Crystal Hemmingway’s charming romantic comedy and AI fairy tale, Mom’s Perfect Boyfriend, is about a California mother and her daughters who discover that love can overcome a few secrets—and a lot of meddling—and that it’s richest when it’s honest.
Crystal is having a quarter-life crisis. Her fiancé called for a time out. She’s been laid off. And she’s moved in with her divorced mother, Margot, who’s at her own crossroads. When Crystal gets Margot a Smart Robot to keep her company, Adam the android turns out to be the best thing that could happen to them, but for different reasons than Crystal expected.
Through text messages, Boople chats, e-mails, excerpts from Crystal’s novel-in-progress, and journal entries, the women are revealed to resemble each other more than they know. As they navigate living together, their miscues reveal selfishness, an inability to say no, and the funny results of heartfelt intentions.
Crystal’s sister, Lisa, appears in chats that lend perspective to Crystal’s problems. Lisa also works at Boople, and through her come glances at the android’s makers. That both Crystal and Lisa withhold details to avoid their mother’s responses is an authentic depiction of how shared histories color the present.
With its mimicking of modern online habits—including surfing through scenes and succinct dialogue—this is an entertaining and light book.
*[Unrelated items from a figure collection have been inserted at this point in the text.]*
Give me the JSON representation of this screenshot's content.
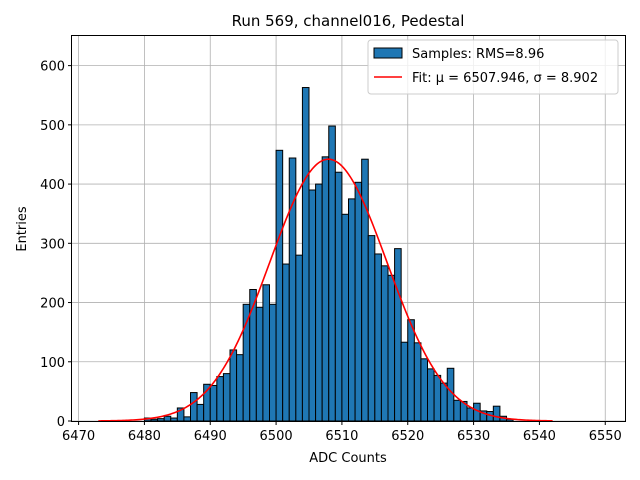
{
  "chart_data": {
    "type": "histogram",
    "title": "Run 569, channel016, Pedestal",
    "xlabel": "ADC Counts",
    "ylabel": "Entries",
    "xlim": [
      6469,
      6553
    ],
    "ylim": [
      0,
      650
    ],
    "xticks": [
      6470,
      6480,
      6490,
      6500,
      6510,
      6520,
      6530,
      6540,
      6550
    ],
    "yticks": [
      0,
      100,
      200,
      300,
      400,
      500,
      600
    ],
    "grid": true,
    "legend_position": "top-right",
    "bar_color": "#1f77b4",
    "bar_edge_color": "#000000",
    "fit_color": "#ff0000",
    "histogram": {
      "name": "Samples: RMS=8.96",
      "bin_width": 1,
      "bins_start": 6480,
      "bins_end": 6535,
      "counts": [
        5,
        3,
        4,
        8,
        5,
        22,
        7,
        48,
        28,
        62,
        60,
        75,
        80,
        120,
        112,
        197,
        222,
        192,
        230,
        197,
        457,
        265,
        444,
        280,
        563,
        390,
        400,
        446,
        498,
        420,
        349,
        375,
        403,
        442,
        313,
        282,
        262,
        246,
        291,
        133,
        171,
        132,
        105,
        88,
        77,
        64,
        89,
        35,
        33,
        22,
        30,
        17,
        16,
        25,
        8,
        3
      ]
    },
    "fit": {
      "name": "Fit: μ = 6507.946, σ = 8.902",
      "mu": 6507.946,
      "sigma": 8.902,
      "amplitude": 442,
      "x_range": [
        6473,
        6542
      ]
    }
  }
}
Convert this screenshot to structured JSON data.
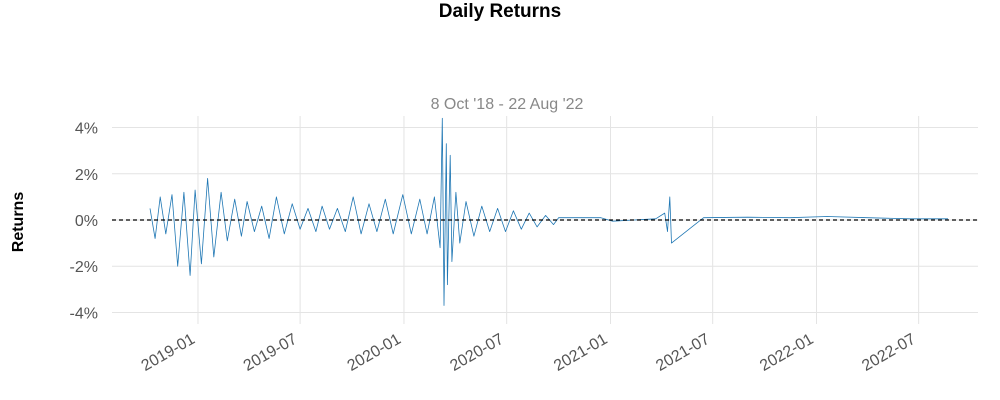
{
  "title": "Daily Returns",
  "chart_data": {
    "type": "line",
    "title": "Daily Returns",
    "subtitle": "8 Oct '18 - 22 Aug '22",
    "ylabel": "Returns",
    "xlabel": "",
    "x_range": [
      "2018-10-08",
      "2022-08-22"
    ],
    "ylim": [
      -4.5,
      4.5
    ],
    "grid": true,
    "baseline": 0,
    "line_color": "#1f77b4",
    "x_ticks": [
      "2019-01",
      "2019-07",
      "2020-01",
      "2020-07",
      "2021-01",
      "2021-07",
      "2022-01",
      "2022-07"
    ],
    "y_ticks": [
      {
        "value": 4,
        "label": "4%"
      },
      {
        "value": 2,
        "label": "2%"
      },
      {
        "value": 0,
        "label": "0%"
      },
      {
        "value": -2,
        "label": "-2%"
      },
      {
        "value": -4,
        "label": "-4%"
      }
    ],
    "series": [
      {
        "x": [
          "2018-10-08",
          "2018-10-17",
          "2018-10-26",
          "2018-11-05",
          "2018-11-16",
          "2018-11-26",
          "2018-12-07",
          "2018-12-18",
          "2018-12-27",
          "2019-01-07",
          "2019-01-18",
          "2019-01-29",
          "2019-02-11",
          "2019-02-22",
          "2019-03-07",
          "2019-03-19",
          "2019-03-29",
          "2019-04-11",
          "2019-04-24",
          "2019-05-07",
          "2019-05-20",
          "2019-06-03",
          "2019-06-17",
          "2019-07-01",
          "2019-07-15",
          "2019-07-29",
          "2019-08-09",
          "2019-08-22",
          "2019-09-05",
          "2019-09-19",
          "2019-10-03",
          "2019-10-17",
          "2019-10-31",
          "2019-11-14",
          "2019-11-29",
          "2019-12-13",
          "2019-12-30",
          "2020-01-14",
          "2020-01-29",
          "2020-02-11",
          "2020-02-24",
          "2020-03-05",
          "2020-03-09",
          "2020-03-12",
          "2020-03-16",
          "2020-03-18",
          "2020-03-23",
          "2020-03-26",
          "2020-04-02",
          "2020-04-09",
          "2020-04-20",
          "2020-05-04",
          "2020-05-18",
          "2020-06-01",
          "2020-06-15",
          "2020-06-29",
          "2020-07-13",
          "2020-07-27",
          "2020-08-10",
          "2020-08-24",
          "2020-09-08",
          "2020-09-22",
          "2020-10-01",
          "2020-12-15",
          "2021-01-05",
          "2021-03-22",
          "2021-04-07",
          "2021-04-12",
          "2021-04-16",
          "2021-04-19",
          "2021-06-15",
          "2021-09-01",
          "2021-11-15",
          "2022-01-20",
          "2022-04-01",
          "2022-06-15",
          "2022-08-22"
        ],
        "y": [
          0.5,
          -0.8,
          1.0,
          -0.6,
          1.1,
          -2.0,
          1.2,
          -2.4,
          1.3,
          -1.9,
          1.8,
          -1.6,
          1.2,
          -0.9,
          0.9,
          -0.7,
          0.8,
          -0.5,
          0.6,
          -0.8,
          1.0,
          -0.6,
          0.7,
          -0.4,
          0.5,
          -0.5,
          0.6,
          -0.4,
          0.5,
          -0.5,
          1.0,
          -0.6,
          0.7,
          -0.5,
          0.9,
          -0.6,
          1.1,
          -0.6,
          0.9,
          -0.6,
          1.0,
          -1.2,
          4.4,
          -3.7,
          3.3,
          -2.8,
          2.8,
          -1.8,
          1.2,
          -1.0,
          0.8,
          -0.7,
          0.6,
          -0.5,
          0.5,
          -0.5,
          0.4,
          -0.4,
          0.3,
          -0.3,
          0.2,
          -0.2,
          0.1,
          0.1,
          -0.05,
          0.05,
          0.3,
          -0.5,
          1.0,
          -1.0,
          0.1,
          0.12,
          0.1,
          0.15,
          0.1,
          0.05,
          0.05
        ]
      }
    ]
  }
}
Its absurd situations are ripe for glitches, but Hemmingway pulls the story off with only the mildest of forays into the consequences of AI turning sentient.
There’s gentle humor behind the idea of setting Margot up with Adam, whose tailor-made looks and behavior raise flags that she doesn’t see. The truth coming out is inevitable, but in the midst of looking for happy endings, Crystal and Margot find that gambling on their dreams is worth the uncertainty.
A story on hope and family relationships, strengthening identities, and setting boundaries, Mom’s Perfect Boyfriend is a refreshing escape with a futuristic twist.